Угомонившийся Непир стал необыкновенно крепко держать стойку. Право, казалось, что если его не посылать, он полчаса и более, не тронувшись с места, простоит над выводком. Давно уже не приходилось мне ни самому стрелять, ни слышать за собою выстрелов Тургенева. Жара стояла сильная, и утомление при долгой неудаче давало себя чувствовать. Вдруг, гляжу, шагах в пятидесяти передо мною на чистом прогалке между кустами стоит мой Непир, а в то же самое время слышу за спиною в лощине, заросшей молодою березовой и еловою порослью, голос Тургенева, кричащего: «Гоп! Гоп!» Бросивши собаку, я иду на край ложбины и кричу в ее глубь: «Гоп, гоп! Иван Сергеевич!» Через несколько минут слышу близкое: «Гоп, гоп!» и крик Тургенева: «Что такое?»

— Идите стрелять тетеревей! — кричал я. — Моя собака стоит.

Когда Тургенев вышел из чащи, мы оба отправились к черневшемуся вдали Непиру.

— Идите поправее от собаки, а я пойду полевее, — сказал я. Так мы и сделали.

Умница Бубулька по окрику Тургенева пошла за его пятой. Когда мы с обеих сторон стали опережать собаку, из лежащего между нами куста с хлопаньем поднялся старый черныш, и Тургенев стал в него целить. Поднял ружье и я; и мне почему-то показалось, что Тургенев упускает его из выстрела. Этого истинного или подложного мотива было достаточно, чтобы я нажал спуск. Грянул выстрел, и черныш упал.

— А еще вызывал стрелять, — сказал Тургенев, — да сам и убил!

Приводите какие хотите объяснения: поступок остается все тот же.

Помню, что в первый день мы охотились в два приема, т. е. вернулись к часу, на время самой жары, домой к обеду, а в 5 час. отправились снова на вечернее поле. В первый день я, к величайшей гордости, обстрелял всех, начиная с Тургенева, стрелявшего гораздо лучше меня. Помнится, я убил двенадцать тетеревей в утреннее и четырех — в вечернее поле. Чтобы облегчить дичь, которую мы для ношения отдавали проводникам, мы потрошили ее на привале и набивали хвоей. А на квартире поваренок немедля обжаривал ее и клал в заранее приготовленный уксус. Иначе не было возможности привезти домой дичины.

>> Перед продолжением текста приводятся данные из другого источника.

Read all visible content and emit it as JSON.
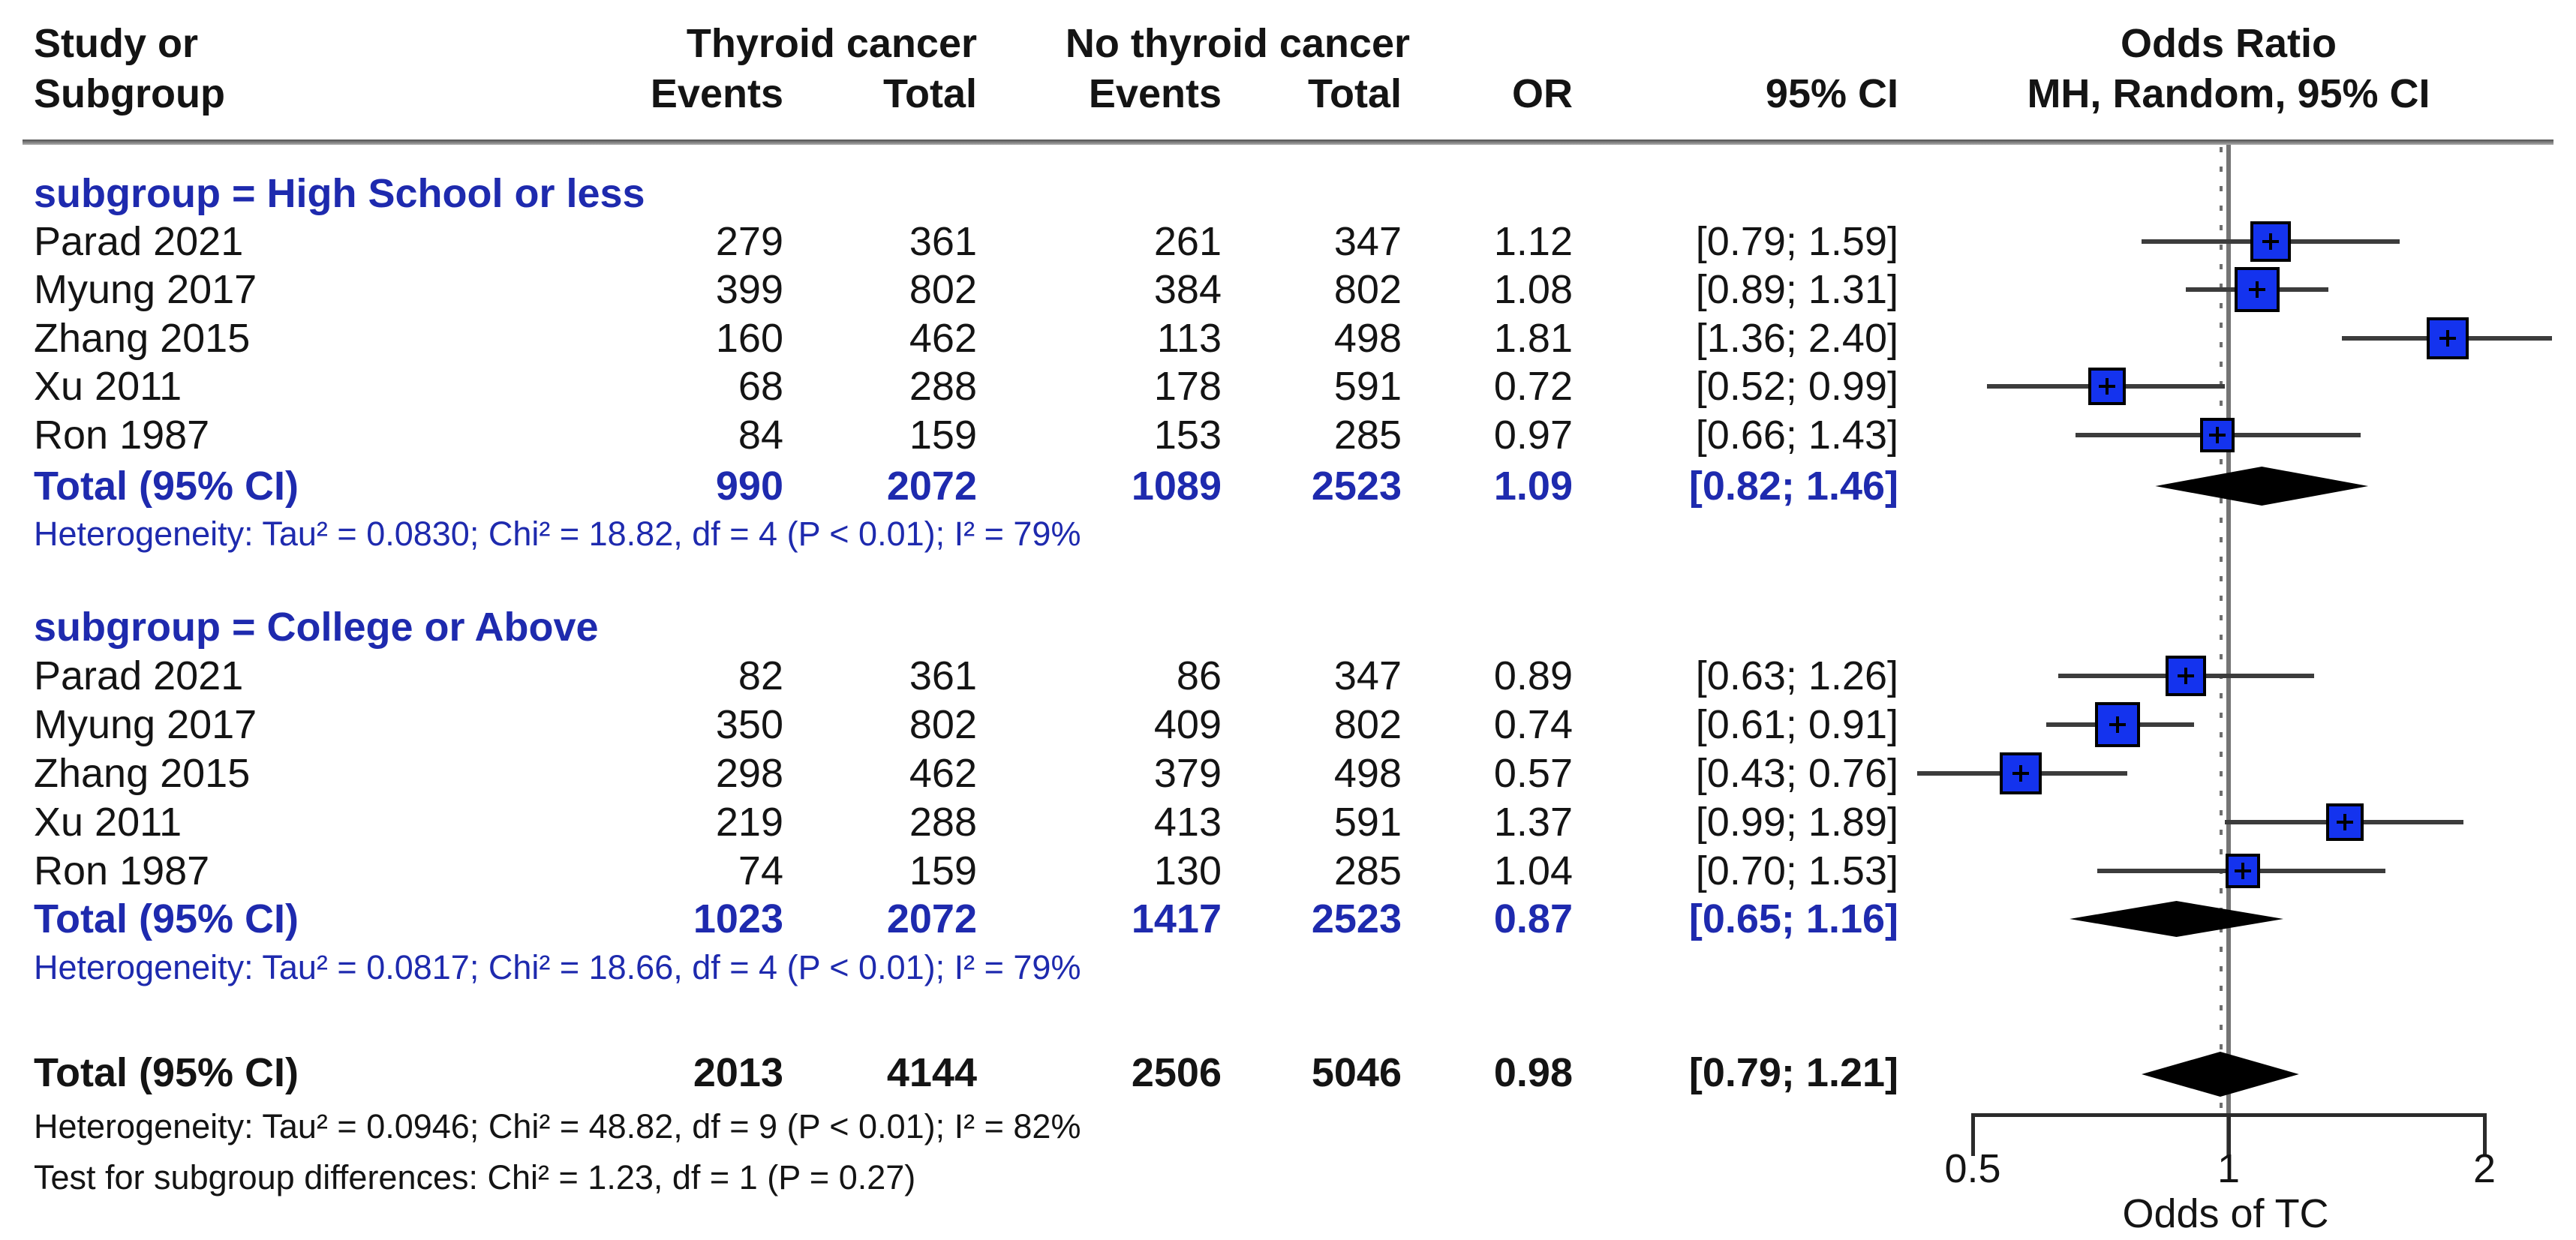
{
  "header": {
    "col_study_line1": "Study or",
    "col_study_line2": "Subgroup",
    "group1_label": "Thyroid cancer",
    "group2_label": "No thyroid cancer",
    "events_label": "Events",
    "total_label": "Total",
    "or_label": "OR",
    "ci_label": "95% CI",
    "plot_title_line1": "Odds Ratio",
    "plot_title_line2": "MH, Random, 95% CI"
  },
  "sections": [
    {
      "title": "subgroup = High School or less",
      "rows": [
        {
          "study": "Parad 2021",
          "e1": "279",
          "t1": "361",
          "e2": "261",
          "t2": "347",
          "or": "1.12",
          "ci": "[0.79; 1.59]"
        },
        {
          "study": "Myung 2017",
          "e1": "399",
          "t1": "802",
          "e2": "384",
          "t2": "802",
          "or": "1.08",
          "ci": "[0.89; 1.31]"
        },
        {
          "study": "Zhang 2015",
          "e1": "160",
          "t1": "462",
          "e2": "113",
          "t2": "498",
          "or": "1.81",
          "ci": "[1.36; 2.40]"
        },
        {
          "study": "Xu 2011",
          "e1": "68",
          "t1": "288",
          "e2": "178",
          "t2": "591",
          "or": "0.72",
          "ci": "[0.52; 0.99]"
        },
        {
          "study": "Ron 1987",
          "e1": "84",
          "t1": "159",
          "e2": "153",
          "t2": "285",
          "or": "0.97",
          "ci": "[0.66; 1.43]"
        }
      ],
      "total": {
        "study": "Total (95% CI)",
        "e1": "990",
        "t1": "2072",
        "e2": "1089",
        "t2": "2523",
        "or": "1.09",
        "ci": "[0.82; 1.46]"
      },
      "footnotes": [
        "Heterogeneity: Tau² = 0.0830; Chi² = 18.82, df = 4 (P < 0.01); I² = 79%"
      ]
    },
    {
      "title": "subgroup = College or Above",
      "rows": [
        {
          "study": "Parad 2021",
          "e1": "82",
          "t1": "361",
          "e2": "86",
          "t2": "347",
          "or": "0.89",
          "ci": "[0.63; 1.26]"
        },
        {
          "study": "Myung 2017",
          "e1": "350",
          "t1": "802",
          "e2": "409",
          "t2": "802",
          "or": "0.74",
          "ci": "[0.61; 0.91]"
        },
        {
          "study": "Zhang 2015",
          "e1": "298",
          "t1": "462",
          "e2": "379",
          "t2": "498",
          "or": "0.57",
          "ci": "[0.43; 0.76]"
        },
        {
          "study": "Xu 2011",
          "e1": "219",
          "t1": "288",
          "e2": "413",
          "t2": "591",
          "or": "1.37",
          "ci": "[0.99; 1.89]"
        },
        {
          "study": "Ron 1987",
          "e1": "74",
          "t1": "159",
          "e2": "130",
          "t2": "285",
          "or": "1.04",
          "ci": "[0.70; 1.53]"
        }
      ],
      "total": {
        "study": "Total (95% CI)",
        "e1": "1023",
        "t1": "2072",
        "e2": "1417",
        "t2": "2523",
        "or": "0.87",
        "ci": "[0.65; 1.16]"
      },
      "footnotes": [
        "Heterogeneity: Tau² = 0.0817; Chi² = 18.66, df = 4 (P < 0.01); I² = 79%"
      ]
    },
    {
      "title": null,
      "rows": [],
      "total": {
        "study": "Total (95% CI)",
        "e1": "2013",
        "t1": "4144",
        "e2": "2506",
        "t2": "5046",
        "or": "0.98",
        "ci": "[0.79; 1.21]"
      },
      "footnotes": [
        "Heterogeneity: Tau² = 0.0946; Chi² = 48.82, df = 9 (P < 0.01); I² = 82%",
        "Test for subgroup differences: Chi² = 1.23, df = 1 (P = 0.27)"
      ]
    }
  ],
  "chart_data": {
    "type": "forest",
    "title": "Odds Ratio MH, Random, 95% CI",
    "x_axis": {
      "scale": "log",
      "ticks": [
        "0.5",
        "1",
        "2"
      ],
      "tick_values": [
        0.5,
        1,
        2
      ],
      "label": "Odds of TC",
      "range": [
        0.43,
        2.4
      ]
    },
    "reference_line": 1,
    "overall_effect_line": 0.98,
    "legend_position": "none",
    "grid": false,
    "groups": [
      {
        "name": "High School or less",
        "studies": [
          {
            "study": "Parad 2021",
            "or": 1.12,
            "lo": 0.79,
            "hi": 1.59
          },
          {
            "study": "Myung 2017",
            "or": 1.08,
            "lo": 0.89,
            "hi": 1.31
          },
          {
            "study": "Zhang 2015",
            "or": 1.81,
            "lo": 1.36,
            "hi": 2.4
          },
          {
            "study": "Xu 2011",
            "or": 0.72,
            "lo": 0.52,
            "hi": 0.99
          },
          {
            "study": "Ron 1987",
            "or": 0.97,
            "lo": 0.66,
            "hi": 1.43
          }
        ],
        "summary": {
          "or": 1.09,
          "lo": 0.82,
          "hi": 1.46
        }
      },
      {
        "name": "College or Above",
        "studies": [
          {
            "study": "Parad 2021",
            "or": 0.89,
            "lo": 0.63,
            "hi": 1.26
          },
          {
            "study": "Myung 2017",
            "or": 0.74,
            "lo": 0.61,
            "hi": 0.91
          },
          {
            "study": "Zhang 2015",
            "or": 0.57,
            "lo": 0.43,
            "hi": 0.76
          },
          {
            "study": "Xu 2011",
            "or": 1.37,
            "lo": 0.99,
            "hi": 1.89
          },
          {
            "study": "Ron 1987",
            "or": 1.04,
            "lo": 0.7,
            "hi": 1.53
          }
        ],
        "summary": {
          "or": 0.87,
          "lo": 0.65,
          "hi": 1.16
        }
      }
    ],
    "overall_summary": {
      "or": 0.98,
      "lo": 0.79,
      "hi": 1.21
    },
    "colors": {
      "square": "#1433ee",
      "square_border": "#000000",
      "diamond": "#000000",
      "blue_text": "#1e2aae",
      "ci_line": "#3c3c3c",
      "axis": "#2b2b2b",
      "reference_line": "#757575",
      "text": "#141414"
    }
  }
}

Нельзя не вспомнить о наших привалах в лесу. В знойный, июльский день при совершенном безветрии, открытые гари, на которых преимущественно держатся тетерева, напоминают своею температурой раскаленную печь. Но вот проводник ведет нас на дно изложины, заросшей и отененной крупным лесом. Там между извивающимися корнями столетних елей зеленеет сплошной ковер круглых листьев, и когда вы раздвинете их прикладом или веткою, перед вами чернеет влага, блестящая, как полированная сталь. Это лесной ручей. Вода его так холодна, что зубы начинают ныть, и можно себе представить, как отрадна ее чистая струя изнеможенному жаждой охотнику. Если кто-либо усомнится в том, как трусивший холеры Тургенев упивался такою водою, то я могу рассказать о привале в этом смысле гораздо более изумительном.

После знойного утра, в течение которого неудачная охота заставляла еще сильнее чувствовать истому, небо вдруг заволокло, листья, как кипящий котел, зашумели под порывистым ветром, и косыми нитями полился ледяной, чисто осенний дождик. Случайно мы были с Тургеневым недалеко друг от друга и потому сошлись и сели под навесом молодой березы. При утомительной ходьбе по мхам и валежнику мы, конечно, старались одеваться как можно легче, и понятно, что наши парусинные сюртучки через минуту прилипли к телу. Но делать было нечего. Мы достали из ягдташей хлеба, соли, жареных цыплят и свежих огурцов и, предварительно пропустив по серебряному стаканчику хереса, принялись закусывать под проливным дождем. Снявши с себя фуражку, я с величайшим трудом ухитрился закурить папироску, охраняя ее в пригоршне от дождя. Некурящий Тургенев был лишен и этой отрады. Мокрые на мокрой земле сидели мы под проливным дождем.